Schlafentzug und schlechtes gewissen: die schattenseiten des erfolgs

Schlafentzug und schlechtes gewissen: die schattenseiten des erfolgs

Die Herausforderungen sind vielfältig. Finanzielle Sorgen spielen für Top-Athleten kaum eine Rolle, doch der Alltag mit Kindern bringt neue Probleme mit sich: Schlafmangel, die Organisation von Betreuung und das nagende Gefühl, nicht genug Zeit für die Familie zu haben. Ein Blick hinter die Kulissen zeigt, dass auch Stars wie Kimmich mit diesen Problemen kämpfen.

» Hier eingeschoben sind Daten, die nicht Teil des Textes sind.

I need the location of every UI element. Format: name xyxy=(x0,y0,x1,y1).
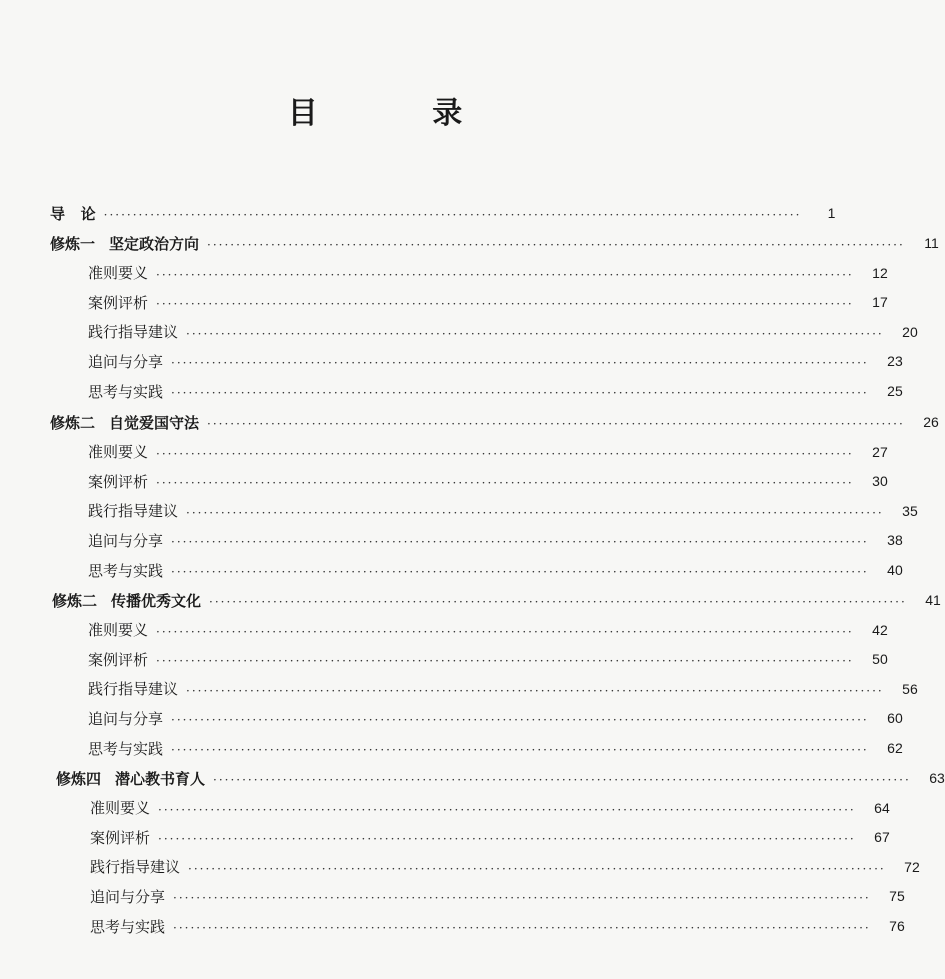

Der Vorfall nach dem Champions-League-Sieg gegen Real Madrid, als Kimmich sich sehnlichst nach Schlaf wünschte, weil ihn der Besuch in der Kita erwartete, ist dabei nur ein Beispiel. Es verdeutlicht, dass selbst erfahrene Profis mit den alltäglichen Herausforderungen der Elternschaft konfrontiert werden. Linus Gechter von Hertha BSC, der im rbb|24-Interview von den Schwierigkeiten berichtete, trotz Ohropax ausreichend Schlaf zu bekommen, bestätigte dieses Bild.

Doch es gibt auch positive Aspekte. Fabian Lustenberger, ehemaliger Hertha-Kapitän, betonte, dass die Vaterschaft ihn beflügeln und ihm Energie geben könne. Er räumte jedoch auch ein, dass er im Nachhinein merke, was er als aktiver Spieler verpasst habe – gemeinsame Wochenenden mit seiner Familie.

Cristiano Ronaldo, der mit fünf Kindern eine noch größere Familie führt, scheint einen anderen Ansatz zu verfolgen. Berichten zufolge verteilt er seinen Schlaf auf sechs Mal 90 Minuten über 24 Stunden, unterstützt von einem Schlafcoach. Ein extremes Beispiel, das aber die Bedeutung von ausreichend Schlaf für die Leistungsfähigkeit von Profisportlern unterstreicht.

Die Auswirkungen von Neugeborenen auf die Leistung von Fußballspielern wurden kürzlich in Köln deutlich, als Marius Bülter nach einem starken Saisonstart plötzlich auf der Bank Platz nehmen musste. Sein Trainer führte dies auf die Anpassung an die neue Lebenssituation als Papa zurück. Ein Argument, das Lustenberger jedoch ablehnte: „Fußballer sein sollte nicht zu hoch hängen.“

Die Situation von Spielerinnen ist dabei oft noch komplexer. Während Männer in der Regel nur zur Geburt freigestellt werden, haben Fußballerinnen Anspruch auf Mutterschaftsurlaub und Schutz vor Kündigungen. Trotzdem stehen sie vor besonderen Herausforderungen, insbesondere in Bezug auf die Vereinbarkeit von Karriere und Familie.

Die Bundesliga zählt derzeit drei Spielerinnen, die gleichzeitig Mütter sind. Sie sind nicht nur vor Kita-Keimen geschützt, sondern müssen auch mit den besonderen Belastungen einer Schwangerschaft und der Rückkehr zum Profisport umgehen.

Die Geschichte von Joshua Kimmich und seinen Kollegen zeigt, dass der Weg des Profifußballers mit Kindern nicht immer einfach ist. Doch mit der richtigen Balance und Unterstützung kann es gelingen, sportliche Erfolge und ein erfülltes Familienleben zu verbinden. Die Frage ist nicht, ob es möglich ist, sondern wie man es am besten macht – und wie man mit den unvorhersehbaren Herausforderungen der Kita-Keime umgeht.